The award for the individual “driving the new vision for diversity from the top down” went to Stephen Neff, enterprise chief technology officer, at Fidelity Investments.

The Ad Club, trade association for the New England marketing and communications industry, was joined by more than 350 business professionals at the ceremony at InterContinental Hotel, Boston.

3 thoughts on “Councilor Vargas Receives Nomination for Diversity Award

  1. “Those in the public and private sector that have embraced diversity and inclusion are not only on the right side of history” –

    It would be better if this country could focus on being equal as Americans, not on what race, color or creed et al. we are. If successful, then maybe, just maybe, we could focus on the rest of humanity. Until that day, the word “diversity” will be synonymous with the word “divide”.

  2. How is this news?
    Acorn Andy, did you contact HAV to promote yourself ‘again’?

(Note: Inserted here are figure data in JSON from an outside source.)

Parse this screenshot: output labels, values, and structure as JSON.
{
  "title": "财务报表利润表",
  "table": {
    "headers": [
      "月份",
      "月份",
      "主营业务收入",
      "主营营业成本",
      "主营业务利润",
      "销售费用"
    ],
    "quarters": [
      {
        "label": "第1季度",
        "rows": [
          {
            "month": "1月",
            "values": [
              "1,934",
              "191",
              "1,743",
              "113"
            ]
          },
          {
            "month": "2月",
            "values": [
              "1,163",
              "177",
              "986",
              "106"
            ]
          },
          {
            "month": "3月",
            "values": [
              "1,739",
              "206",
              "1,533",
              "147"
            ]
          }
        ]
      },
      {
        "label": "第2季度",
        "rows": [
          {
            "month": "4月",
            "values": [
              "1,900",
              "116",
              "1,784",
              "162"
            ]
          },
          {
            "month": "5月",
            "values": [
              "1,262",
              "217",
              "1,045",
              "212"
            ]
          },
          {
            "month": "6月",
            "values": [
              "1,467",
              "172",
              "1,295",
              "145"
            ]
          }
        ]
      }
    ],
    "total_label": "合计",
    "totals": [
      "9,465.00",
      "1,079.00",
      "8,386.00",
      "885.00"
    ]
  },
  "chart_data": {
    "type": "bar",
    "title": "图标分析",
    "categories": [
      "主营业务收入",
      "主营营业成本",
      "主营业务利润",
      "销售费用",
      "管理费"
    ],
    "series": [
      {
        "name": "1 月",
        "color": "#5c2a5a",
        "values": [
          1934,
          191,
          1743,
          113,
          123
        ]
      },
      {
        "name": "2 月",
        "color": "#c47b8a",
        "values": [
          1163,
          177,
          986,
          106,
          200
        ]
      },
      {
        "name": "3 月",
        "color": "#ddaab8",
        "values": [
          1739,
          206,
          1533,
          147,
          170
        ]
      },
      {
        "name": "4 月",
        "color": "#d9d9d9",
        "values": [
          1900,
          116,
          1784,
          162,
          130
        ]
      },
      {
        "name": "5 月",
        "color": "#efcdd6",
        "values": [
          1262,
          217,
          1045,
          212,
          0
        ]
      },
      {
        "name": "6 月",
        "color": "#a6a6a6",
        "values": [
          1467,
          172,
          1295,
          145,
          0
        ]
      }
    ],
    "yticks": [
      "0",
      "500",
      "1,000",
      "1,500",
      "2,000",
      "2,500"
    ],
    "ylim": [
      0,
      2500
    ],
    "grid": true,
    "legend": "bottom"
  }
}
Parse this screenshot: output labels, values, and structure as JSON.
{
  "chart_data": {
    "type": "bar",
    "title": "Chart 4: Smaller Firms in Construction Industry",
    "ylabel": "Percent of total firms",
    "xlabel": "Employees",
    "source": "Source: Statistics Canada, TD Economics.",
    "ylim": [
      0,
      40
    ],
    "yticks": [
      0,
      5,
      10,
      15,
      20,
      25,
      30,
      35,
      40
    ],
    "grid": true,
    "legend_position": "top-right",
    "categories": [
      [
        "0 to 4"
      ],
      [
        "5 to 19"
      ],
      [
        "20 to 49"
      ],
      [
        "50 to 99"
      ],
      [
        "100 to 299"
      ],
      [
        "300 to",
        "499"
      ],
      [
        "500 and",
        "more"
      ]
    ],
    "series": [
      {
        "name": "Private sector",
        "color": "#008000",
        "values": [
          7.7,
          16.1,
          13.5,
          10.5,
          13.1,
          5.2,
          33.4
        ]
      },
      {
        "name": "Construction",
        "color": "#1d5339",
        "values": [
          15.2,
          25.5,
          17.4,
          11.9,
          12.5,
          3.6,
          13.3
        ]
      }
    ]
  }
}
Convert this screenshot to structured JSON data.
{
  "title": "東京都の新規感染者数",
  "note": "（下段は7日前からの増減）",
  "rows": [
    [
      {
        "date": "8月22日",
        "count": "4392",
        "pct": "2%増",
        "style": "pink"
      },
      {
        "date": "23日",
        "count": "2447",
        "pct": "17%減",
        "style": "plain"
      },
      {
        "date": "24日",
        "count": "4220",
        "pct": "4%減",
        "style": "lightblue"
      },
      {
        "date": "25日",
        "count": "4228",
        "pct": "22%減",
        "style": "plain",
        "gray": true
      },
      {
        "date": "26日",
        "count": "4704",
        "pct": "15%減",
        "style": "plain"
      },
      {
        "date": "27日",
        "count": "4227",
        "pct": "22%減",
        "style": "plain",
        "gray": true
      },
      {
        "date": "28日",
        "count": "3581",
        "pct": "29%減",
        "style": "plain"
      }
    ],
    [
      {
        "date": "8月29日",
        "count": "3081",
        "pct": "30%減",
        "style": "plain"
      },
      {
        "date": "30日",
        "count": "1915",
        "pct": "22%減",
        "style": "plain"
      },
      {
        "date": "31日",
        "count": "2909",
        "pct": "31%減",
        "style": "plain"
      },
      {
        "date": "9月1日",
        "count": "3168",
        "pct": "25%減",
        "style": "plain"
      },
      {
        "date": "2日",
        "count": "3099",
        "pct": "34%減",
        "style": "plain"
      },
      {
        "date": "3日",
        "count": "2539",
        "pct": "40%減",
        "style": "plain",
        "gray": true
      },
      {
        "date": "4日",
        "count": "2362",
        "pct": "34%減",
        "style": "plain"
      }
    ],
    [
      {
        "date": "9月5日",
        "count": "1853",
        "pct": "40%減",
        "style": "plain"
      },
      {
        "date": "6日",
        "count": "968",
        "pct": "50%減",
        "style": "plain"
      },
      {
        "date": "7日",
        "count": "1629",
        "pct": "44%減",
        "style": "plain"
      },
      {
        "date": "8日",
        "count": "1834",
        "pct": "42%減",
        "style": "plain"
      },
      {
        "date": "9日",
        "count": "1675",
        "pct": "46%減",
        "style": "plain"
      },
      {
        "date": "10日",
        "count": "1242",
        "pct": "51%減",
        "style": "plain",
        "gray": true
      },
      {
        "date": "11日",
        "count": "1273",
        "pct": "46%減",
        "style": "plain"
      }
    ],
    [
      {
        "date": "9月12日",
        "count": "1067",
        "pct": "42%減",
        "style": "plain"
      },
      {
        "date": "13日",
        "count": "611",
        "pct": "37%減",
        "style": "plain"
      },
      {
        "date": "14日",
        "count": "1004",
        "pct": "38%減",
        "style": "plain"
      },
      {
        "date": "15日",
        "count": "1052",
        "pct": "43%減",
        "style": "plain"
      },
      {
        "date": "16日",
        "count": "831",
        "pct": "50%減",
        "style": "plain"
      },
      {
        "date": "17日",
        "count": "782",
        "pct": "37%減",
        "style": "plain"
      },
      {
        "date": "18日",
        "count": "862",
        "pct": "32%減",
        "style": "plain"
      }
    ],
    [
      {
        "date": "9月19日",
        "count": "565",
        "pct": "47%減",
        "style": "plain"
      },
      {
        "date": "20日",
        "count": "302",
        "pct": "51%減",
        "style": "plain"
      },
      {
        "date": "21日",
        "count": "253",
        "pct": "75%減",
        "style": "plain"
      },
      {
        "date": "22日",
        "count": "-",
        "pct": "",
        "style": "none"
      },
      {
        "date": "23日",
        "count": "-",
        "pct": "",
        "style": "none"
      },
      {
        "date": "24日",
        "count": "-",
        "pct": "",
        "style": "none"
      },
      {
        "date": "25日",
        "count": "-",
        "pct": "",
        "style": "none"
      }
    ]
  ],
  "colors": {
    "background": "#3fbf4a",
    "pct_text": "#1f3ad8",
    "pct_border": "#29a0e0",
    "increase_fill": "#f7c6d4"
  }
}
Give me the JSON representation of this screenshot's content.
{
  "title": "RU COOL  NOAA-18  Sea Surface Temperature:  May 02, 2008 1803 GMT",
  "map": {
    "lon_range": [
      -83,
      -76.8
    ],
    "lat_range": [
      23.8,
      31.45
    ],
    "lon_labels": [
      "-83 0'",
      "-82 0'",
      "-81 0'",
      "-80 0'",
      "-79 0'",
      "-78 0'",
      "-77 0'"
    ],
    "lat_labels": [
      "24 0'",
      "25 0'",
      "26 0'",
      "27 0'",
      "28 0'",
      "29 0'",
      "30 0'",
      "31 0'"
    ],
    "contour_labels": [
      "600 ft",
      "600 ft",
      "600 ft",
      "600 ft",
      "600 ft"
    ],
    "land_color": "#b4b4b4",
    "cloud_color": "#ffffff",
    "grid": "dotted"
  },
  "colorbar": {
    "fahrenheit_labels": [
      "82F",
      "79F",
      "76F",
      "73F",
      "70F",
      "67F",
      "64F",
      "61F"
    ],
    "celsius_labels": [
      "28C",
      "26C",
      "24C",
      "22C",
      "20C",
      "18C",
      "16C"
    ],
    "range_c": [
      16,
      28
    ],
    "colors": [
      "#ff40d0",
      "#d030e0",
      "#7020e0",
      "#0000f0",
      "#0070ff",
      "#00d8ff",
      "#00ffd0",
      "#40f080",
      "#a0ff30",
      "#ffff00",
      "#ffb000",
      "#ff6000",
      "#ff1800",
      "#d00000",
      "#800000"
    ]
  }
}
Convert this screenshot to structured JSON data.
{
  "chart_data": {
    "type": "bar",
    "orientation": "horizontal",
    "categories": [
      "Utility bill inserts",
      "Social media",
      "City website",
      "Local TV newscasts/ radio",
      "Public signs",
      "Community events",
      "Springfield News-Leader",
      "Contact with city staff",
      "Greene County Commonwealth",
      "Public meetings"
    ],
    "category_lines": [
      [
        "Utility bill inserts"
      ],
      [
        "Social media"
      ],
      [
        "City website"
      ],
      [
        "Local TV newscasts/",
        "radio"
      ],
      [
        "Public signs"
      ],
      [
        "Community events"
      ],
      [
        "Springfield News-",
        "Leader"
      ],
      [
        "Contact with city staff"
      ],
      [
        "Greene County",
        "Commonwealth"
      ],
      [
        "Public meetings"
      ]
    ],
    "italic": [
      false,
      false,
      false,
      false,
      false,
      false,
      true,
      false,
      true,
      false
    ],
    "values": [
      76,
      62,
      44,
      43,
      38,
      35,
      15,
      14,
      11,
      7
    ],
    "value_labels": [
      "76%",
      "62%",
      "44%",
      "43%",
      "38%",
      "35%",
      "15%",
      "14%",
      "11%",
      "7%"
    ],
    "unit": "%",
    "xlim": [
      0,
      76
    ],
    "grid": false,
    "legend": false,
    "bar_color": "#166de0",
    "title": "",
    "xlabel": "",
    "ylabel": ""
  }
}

    “Vargas acknowledged the change in corporate culture toward embracing the differences among people.”
    How exactly can you make this statement Andy? You’ve never actually worked in a corporation have you?
    A 501C3 charity isn’t a corporation.

    People working in corporations are not “embracing” differences, they’re having them forced down their throats by out of control liberalism in this country. Just ask Kim Davis and Curt Schilling.